Confident though I am in your impartiality, skills and intelligence, convener, I am slightly reluctant to back anyone in lodging an amendment that I have not seen.

If you turn to page 16 of the legal brief, you will see the proposed wording of the amendment.

I have read it, but surely it needs to be in the Official Report.

The Convener:

Absolutely. There is no problem in ensuring that. The amendment, which would be in my name, proposes to amend section 7(3A)(c), on page 8, line 25, by adding at the end:

"(no account being taken of any time during which the Scottish Parliament is dissolved or is in recess)."

That is using a sledgehammer to crack a nut. We are concerned about legislation that might be introduced just before the summer recess. The amendment is more general than it needs to be.

Perhaps we could be more specific. The time bar could apply to a period just before the summer recess. For example, we could say that the Government could not lay an instrument in the week before the recess.

The clerk has said that an amendment could be drafted to take on board that point. Obviously, I would not move an amendment in the chamber without you guys having seen it and without you being happy with it.

Helen Eadie:

Bob Doris's point is a good one. People get a bad taste in their mouths when legislation is introduced right on the cusp of a recess and parliamentarians are not given the opportunity to express a view that reflects public opinion. Perhaps the clerks can draft a revised amendment and circulate it to members for agreement. Once that is done, the amendment can be lodged.

Helen Eadie made the point clearly. If we all coalesce on what she said, would that be acceptable guidance for the clerks?

Shelagh McKinlay:

We have no problem in drafting an amendment for members to consider informally.

Have you got the steer that you need from us?

Shelagh McKinlay:

Yes.

Is there any precedent for lodging such amendments?

There are precedents. I think that we did something similar about a year ago.

Judith Morrison (Legal Adviser):

We lodged an amendment during stage 3 of the Glasgow Commonwealth Games Bill.

That is right.

Was there a similar process?

Yes.

On that occasion, did you not seek leave to withdraw the amendment, convener?

I did, but only with the consent of committee members.

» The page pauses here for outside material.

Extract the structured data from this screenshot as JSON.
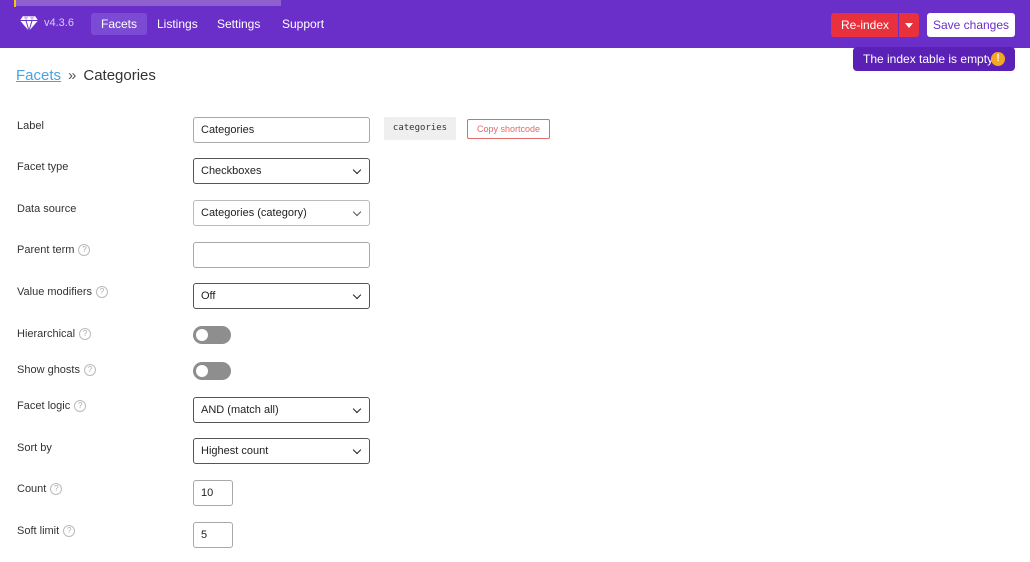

As members might recollect, I was hurtling around the chamber to seek your agreement before I did that.

That is right. I remember that.

First, I would like to see the reassurance that the Government gives us. In proposing the wording "one week", my intention was for the wording to be less open-ended than that of the proposed draft amendment.

The Convener:

I suggest that we write to the Government along the lines that I have set out and that we do that as quickly as is humanly possible. Depending on the reply, I further propose that the clerks frame an amendment—I hope that I am being clear—that is not as blunt as the amendment in our legal brief but will take account of our concern about the long summer recess and undue delay. I will leave the actual wording to the wordsmiths.

Tom McCabe:

I suggest that we go for a two-week window before the summer recess. If an instrument is laid before any other recess, two weeks are lost in any case. If we were to suggest such a restriction, the effect would be the same for all recesses—with the exception of the February recess, which is only one week.

The Convener:

I have no intention of standing up in the chamber and speaking to an amendment for the glory of the moment or just to annoy the Government. I am not volunteering to do this for fun. I hope that we do not have to lodge an amendment, but if we come to that moment of truth, I would not be happy to stand up and speak to the amendment unless I had pretty much the unanimous support of the committee. If a section of the committee is deeply unhappy with the idea, it will not fly.

Helen Eadie:

Members on both sides of the argument acknowledge the problem and agree that something needs to be done. As Bob Doris said, the Government's response will be helpful in any solution. Perhaps its observation will solve the problem, but we should have a back-stop nonetheless.

Are members content with that?

Members indicated agreement.

I thought that there were two further questions for the committee, but I have put them. We have got ahead of ourselves. Is that not clever?